Japan has decided to develop the components for interception missiles with the United States, moving forward the ongoing joint technological research on a missile defense system to a development stage amid U.S. pressure to advance the project, government sources said Sunday.
Given that it requires exports of parts to the United States, the government will also have to pursue a politically sensitive review of the three-principle ban on exports of weapons, the sources said.
The government will make its final decision at Cabinet and Security Council meetings within the current fiscal year after making final internal arrangements.
Attention will shift to how the administration of Prime Minister Junichiro Koizumi will justify the need to jointly develop the missile shield at the cost of watering down the export ban after wasting a huge budget on the prolonged research, including some failures, and deciding recently to spend an estimated 1 trillion yen to purchase a U.S.-made defense system.
The sources said the decision chiefly stems from strong pressure from the United States and a report submitted earlier this month by Koizumi's key advisory Council on Security and Defense Capabilities proposing to review the export ban with an eye on the joint parts development.
The three principles were initially set in 1967 to ban exports of weapons to the communist bloc, those nations under U.N. embargo, and countries involved in, or on the verge of being involved in, conflicts.

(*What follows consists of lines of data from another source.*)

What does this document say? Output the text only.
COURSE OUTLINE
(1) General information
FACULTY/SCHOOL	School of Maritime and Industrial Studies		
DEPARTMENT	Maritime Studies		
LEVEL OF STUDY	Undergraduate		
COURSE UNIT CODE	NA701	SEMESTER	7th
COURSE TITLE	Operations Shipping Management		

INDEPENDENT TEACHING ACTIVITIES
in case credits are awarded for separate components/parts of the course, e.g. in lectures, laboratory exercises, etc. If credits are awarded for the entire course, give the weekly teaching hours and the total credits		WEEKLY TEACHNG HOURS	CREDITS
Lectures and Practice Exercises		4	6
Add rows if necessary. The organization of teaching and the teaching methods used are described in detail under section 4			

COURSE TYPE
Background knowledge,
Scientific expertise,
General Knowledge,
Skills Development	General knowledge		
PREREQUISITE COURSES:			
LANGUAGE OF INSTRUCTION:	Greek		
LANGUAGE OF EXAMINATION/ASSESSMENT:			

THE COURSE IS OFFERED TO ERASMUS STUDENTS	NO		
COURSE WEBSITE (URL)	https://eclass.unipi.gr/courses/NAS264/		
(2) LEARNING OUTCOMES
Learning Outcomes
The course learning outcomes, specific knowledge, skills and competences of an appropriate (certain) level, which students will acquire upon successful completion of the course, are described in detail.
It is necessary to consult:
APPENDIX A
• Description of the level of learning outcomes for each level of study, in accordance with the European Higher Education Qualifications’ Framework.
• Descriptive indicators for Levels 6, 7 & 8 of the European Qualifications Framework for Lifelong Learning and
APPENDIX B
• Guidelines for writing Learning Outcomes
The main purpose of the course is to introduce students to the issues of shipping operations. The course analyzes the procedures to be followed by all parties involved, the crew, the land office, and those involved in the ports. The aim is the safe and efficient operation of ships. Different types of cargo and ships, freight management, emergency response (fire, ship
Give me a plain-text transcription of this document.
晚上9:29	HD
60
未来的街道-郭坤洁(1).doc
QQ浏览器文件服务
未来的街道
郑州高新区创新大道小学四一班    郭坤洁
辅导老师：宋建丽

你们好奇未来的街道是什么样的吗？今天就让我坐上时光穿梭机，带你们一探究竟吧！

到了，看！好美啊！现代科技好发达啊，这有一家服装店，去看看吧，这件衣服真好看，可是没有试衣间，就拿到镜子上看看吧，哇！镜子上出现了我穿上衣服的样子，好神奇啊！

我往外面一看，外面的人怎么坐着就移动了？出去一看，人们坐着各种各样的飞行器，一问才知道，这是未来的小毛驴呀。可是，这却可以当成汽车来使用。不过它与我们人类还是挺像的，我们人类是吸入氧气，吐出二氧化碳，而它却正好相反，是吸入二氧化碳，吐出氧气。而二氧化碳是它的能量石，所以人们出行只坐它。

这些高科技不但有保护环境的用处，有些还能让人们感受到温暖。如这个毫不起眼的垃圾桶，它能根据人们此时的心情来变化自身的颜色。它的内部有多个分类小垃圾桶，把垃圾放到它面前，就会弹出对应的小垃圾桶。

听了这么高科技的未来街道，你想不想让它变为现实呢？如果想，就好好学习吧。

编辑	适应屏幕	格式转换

The government banned exports effectively to all countries in 1976 by saying Japan will also refrain from exports to countries not subject to the three principles. But it decided in 1983 to allow technological transfer to the United States.
Japan and the United States agreed in a so-called "two-plus-two'' meeting of defense and foreign ministers in September 1998 to begin joint technological research of a missile defense system.
The two nations began the research program in 1999 for a system to launch interceptors from Aegis destroyers. Japan has spent 15.6 billion yen up to fiscal 2003.
Meanwhile, the government decided last December to purchase from the United States and deploy a missile defense system due mainly to threats from North Korea.
The joint research covers four areas -- infrared ray sensors for identifying and tracking missiles, high-performance shields to protect interceptor warheads from air-attrition heat, second-rocket propulsion units, and kinetic warheads for destroying warheads of incoming ballistic missiles.
The government has not yet sufficiently explained what has been successful and how much of the budget has been wasted in the prolonged joint research activities.
Together with such explanations, the government will have to specify which of the four areas will be advanced to the development stage.